Biosynthesis of secondary metabolites, such as mycotoxins, alkaloids and pigments in response to environmental conditions is vital for fungal development. In the A. rabiei genome assembly, 26 clusters harboring putative secondary metabolite genes were identified, suggesting possible production of biologically active compounds (Supplementary Table 16). Nine T1 polyketide synthase (T1PKS) gene clusters were present, in contrast to only one T3PKS gene cluster. These PKS genes lied within the clusters of genes encoding dehydrogenases, oxidoreductases, methyltransferases and cytochromes P450, which are responsible for modifying secondary metabolites. Further, only two non-ribosomal peptide synthetase (NRPS) gene clusters were identified that harbored FAD-dependent oxidoreductases and monooxygenases. In addition, six gene clusters of terpenes required for producing mycotoxins are also present. Furthermore, the genes involved in cytochalasin toxin production were identified in A. rabiei genome. The cytochalasin gene cluster consisting of 14 genes is reported in Aspergillus clavatus genome25. Out of those, orthologs of 11 genes were identified in A. rabiei genome assembly (Supplementary Data 9).

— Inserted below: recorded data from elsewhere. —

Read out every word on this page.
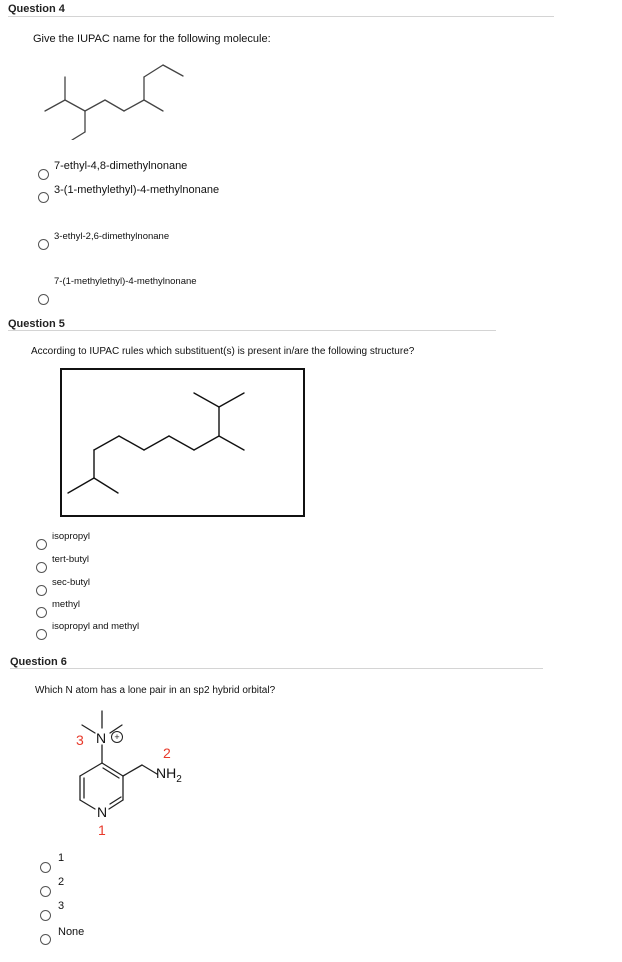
Question 4
Give the IUPAC name for the following molecule:
7-ethyl-4,8-dimethylnonane
3-(1-methylethyl)-4-methylnonane
3-ethyl-2,6-dimethylnonane
7-(1-methylethyl)-4-methylnonane
Question 5
According to IUPAC rules which substituent(s) is present in/are the following structure?
isopropyl
tert-butyl
sec-butyl
methyl
isopropyl and methyl
Question 6
Which N atom has a lone pair in an sp2 hybrid orbital?
N +
3
2
$NH_2$
N
1
1
2
3
None
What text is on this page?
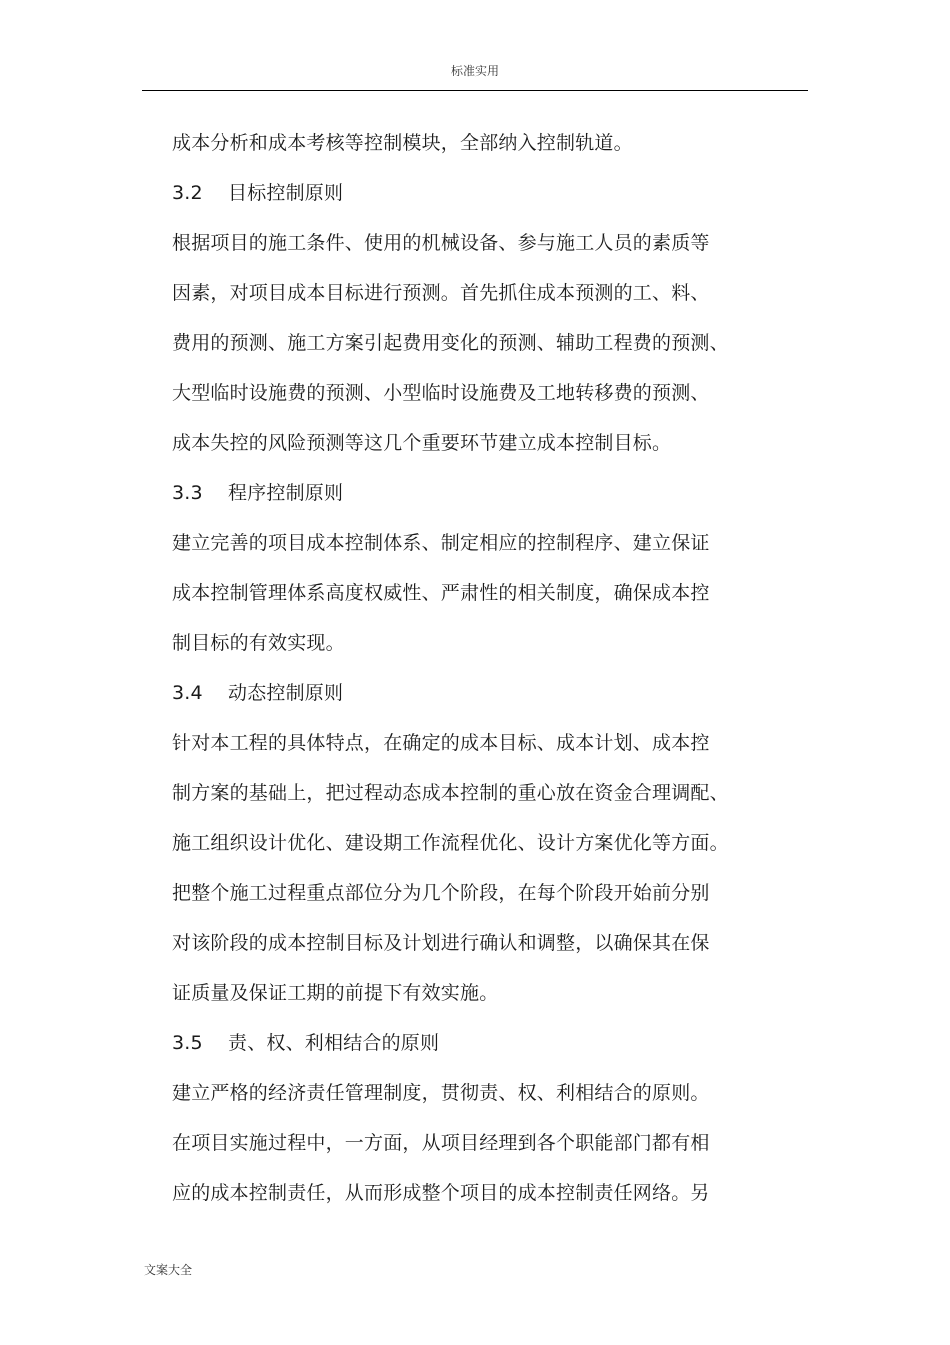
标准实用
成本分析和成本考核等控制模块，全部纳入控制轨道。
3.2 目标控制原则
根据项目的施工条件、使用的机械设备、参与施工人员的素质等
因素，对项目成本目标进行预测。首先抓住成本预测的工、料、
费用的预测、施工方案引起费用变化的预测、辅助工程费的预测、
大型临时设施费的预测、小型临时设施费及工地转移费的预测、
成本失控的风险预测等这几个重要环节建立成本控制目标。
3.3 程序控制原则
建立完善的项目成本控制体系、制定相应的控制程序、建立保证
成本控制管理体系高度权威性、严肃性的相关制度，确保成本控
制目标的有效实现。
3.4 动态控制原则
针对本工程的具体特点，在确定的成本目标、成本计划、成本控
制方案的基础上，把过程动态成本控制的重心放在资金合理调配、
施工组织设计优化、建设期工作流程优化、设计方案优化等方面。
把整个施工过程重点部位分为几个阶段，在每个阶段开始前分别
对该阶段的成本控制目标及计划进行确认和调整，以确保其在保
证质量及保证工期的前提下有效实施。
3.5 责、权、利相结合的原则
建立严格的经济责任管理制度，贯彻责、权、利相结合的原则。
在项目实施过程中，一方面，从项目经理到各个职能部门都有相
应的成本控制责任，从而形成整个项目的成本控制责任网络。另
文案大全
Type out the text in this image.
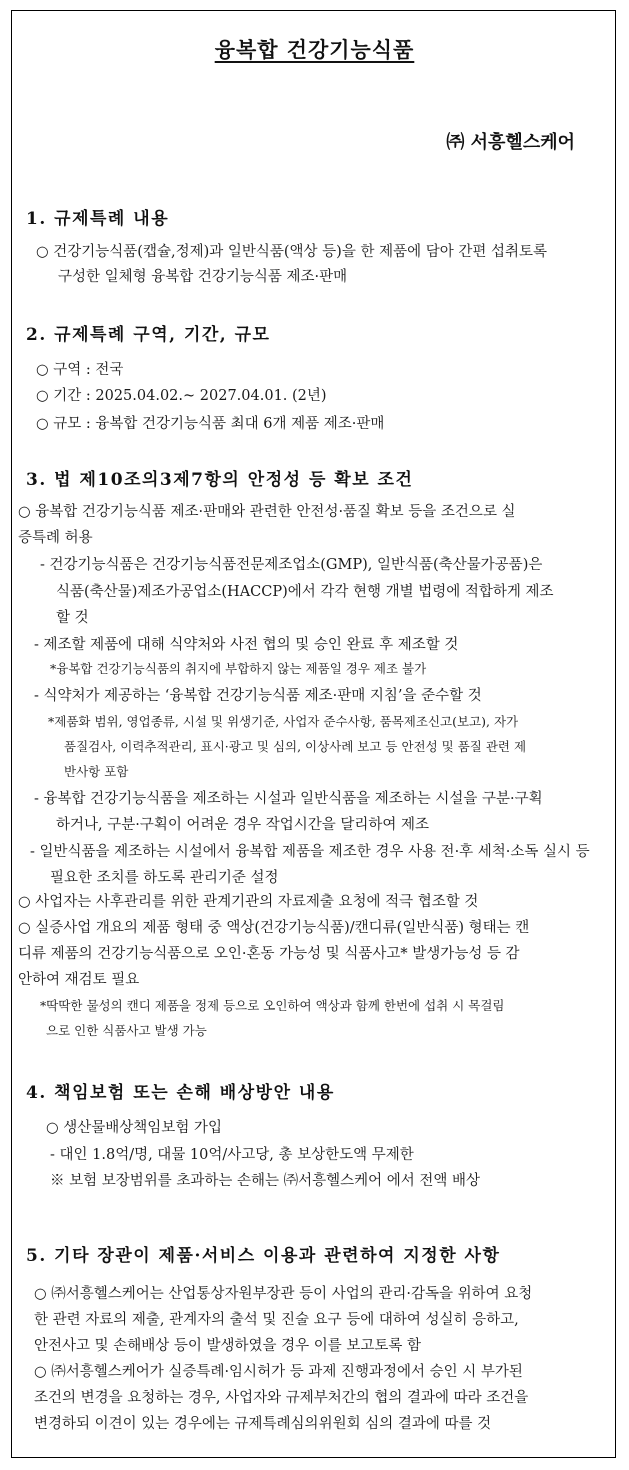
융복합 건강기능식품
㈜ 서흥헬스케어
1. 규제특례 내용
○ 건강기능식품(캡슐,정제)과 일반식품(액상 등)을 한 제품에 담아 간편 섭취토록
구성한 일체형 융복합 건강기능식품 제조·판매
2. 규제특례 구역, 기간, 규모
○ 구역 : 전국
○ 기간 : 2025.04.02.~ 2027.04.01. (2년)
○ 규모 : 융복합 건강기능식품 최대 6개 제품 제조·판매
3. 법 제10조의3제7항의 안정성 등 확보 조건
○ 융복합 건강기능식품 제조·판매와 관련한 안전성·품질 확보 등을 조건으로 실
증특례 허용
- 건강기능식품은 건강기능식품전문제조업소(GMP), 일반식품(축산물가공품)은
식품(축산물)제조가공업소(HACCP)에서 각각 현행 개별 법령에 적합하게 제조
할 것
- 제조할 제품에 대해 식약처와 사전 협의 및 승인 완료 후 제조할 것
*융복합 건강기능식품의 취지에 부합하지 않는 제품일 경우 제조 불가
- 식약처가 제공하는 ‘융복합 건강기능식품 제조·판매 지침’을 준수할 것
*제품화 범위, 영업종류, 시설 및 위생기준, 사업자 준수사항, 품목제조신고(보고), 자가
품질검사, 이력추적관리, 표시·광고 및 심의, 이상사례 보고 등 안전성 및 품질 관련 제
반사항 포함
- 융복합 건강기능식품을 제조하는 시설과 일반식품을 제조하는 시설을 구분·구획
하거나, 구분·구획이 어려운 경우 작업시간을 달리하여 제조
- 일반식품을 제조하는 시설에서 융복합 제품을 제조한 경우 사용 전·후 세척·소독 실시 등
필요한 조치를 하도록 관리기준 설정
○ 사업자는 사후관리를 위한 관계기관의 자료제출 요청에 적극 협조할 것
○ 실증사업 개요의 제품 형태 중 액상(건강기능식품)/캔디류(일반식품) 형태는 캔
디류 제품의 건강기능식품으로 오인·혼동 가능성 및 식품사고* 발생가능성 등 감
안하여 재검토 필요
*딱딱한 물성의 캔디 제품을 정제 등으로 오인하여 액상과 함께 한번에 섭취 시 목걸림
으로 인한 식품사고 발생 가능
4. 책임보험 또는 손해 배상방안 내용
○ 생산물배상책임보험 가입
- 대인 1.8억/명, 대물 10억/사고당, 총 보상한도액 무제한
※ 보험 보장범위를 초과하는 손해는 ㈜서흥헬스케어 에서 전액 배상
5. 기타 장관이 제품·서비스 이용과 관련하여 지정한 사항
○ ㈜서흥헬스케어는 산업통상자원부장관 등이 사업의 관리·감독을 위하여 요청
한 관련 자료의 제출, 관계자의 출석 및 진술 요구 등에 대하여 성실히 응하고,
안전사고 및 손해배상 등이 발생하였을 경우 이를 보고토록 함
○ ㈜서흥헬스케어가 실증특례·임시허가 등 과제 진행과정에서 승인 시 부가된
조건의 변경을 요청하는 경우, 사업자와 규제부처간의 협의 결과에 따라 조건을
변경하되 이견이 있는 경우에는 규제특례심의위원회 심의 결과에 따를 것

Therefore, the A. rabiei genome represents rich resources for secondary metabolite biosynthesis that may be responsible for the production of several secondary metabolites such as, mycotoxins, alkaloids and pigments.

Polysaccharide degradation machinery and gene families involved in pathogenicity

Enzymes required for degrading plant cell walls is a crucial factor for pathogen invasion. Not surprisingly, the growth efficiency and aggressiveness of phytopathogens are often associated with their CAZymes. Among the 10,596 unique proteins of A. rabiei, 1,727 (16.3%) showed presence of Pfam protein domain that matched with at least one of the CAZyme families. These putative CAZymes included 58 families of glycoside hydrolases (GHs), 40 families of glycosyl transferases (GTs), 8 families of carbohydrate esterases (CEs), 18 families of carbohydrate-binding modules (CBMs), 9 families of auxiliary activities (AAs) and only 3 families of polysaccharide lyases (PLs) (Supplementary Fig. 15a, Supplementary Table 17). Among all the CAZyme families, the GT family is the most represented, followed by the GH proteins. The most abundant GT classes were strongly geared toward cellulose (GT48), hemicellulose (GT34) and chitin (GT2) degradation (Supplementary Fig. 15b, Supplementary Table 17). The relationship between the number and variety of CAZymes, and fungal nutritional strategy was examined by comparing predicted CAZymes of A. rabiei with those in few other related necrotrophic and biotrophic fungi. Unlike biotrophs, A. rabiei and other necrotrophic fungi had a significantly expanded set of CAZymes (Fig. 5), particularly cellulose and hemicellulose degrading enzymes (Supplementary Figs 16,17). Further study would be required to determine their relevance to plant pathogenicity or other lifestyle characteristics. However, these findings indicated that A. rabiei possessed a battery of CAZymes that would be suitable for the consumption of carbohydrates commonly found in plant hosts and also for the degradation of pectin.

Figure 5: Diversity of genes encoding Carbohydrate Active enZymes (CAZymes).
figure 5

The bars represent the number of genes dedicated to CAZymes in the genomes of six fungi. Necrotrophic fungi: A. rabiei, C. heterostrophus and P. tritici-repentis are shown on the left; Biotrophic fungi: Blumeria graminis f.sp. tritici, Blumeria graminis f.sp. hordei and Claviceps purpurea are shown on the right. All six CAZyme categories are represented: carbohydrate-binding modules (CBMs), carbohydrate esterases (CEs), glucoside hydrolases (GHs), glycosyl transferases (GTs), polysaccharide lyases (PLs) and auxiliary activities (AAs).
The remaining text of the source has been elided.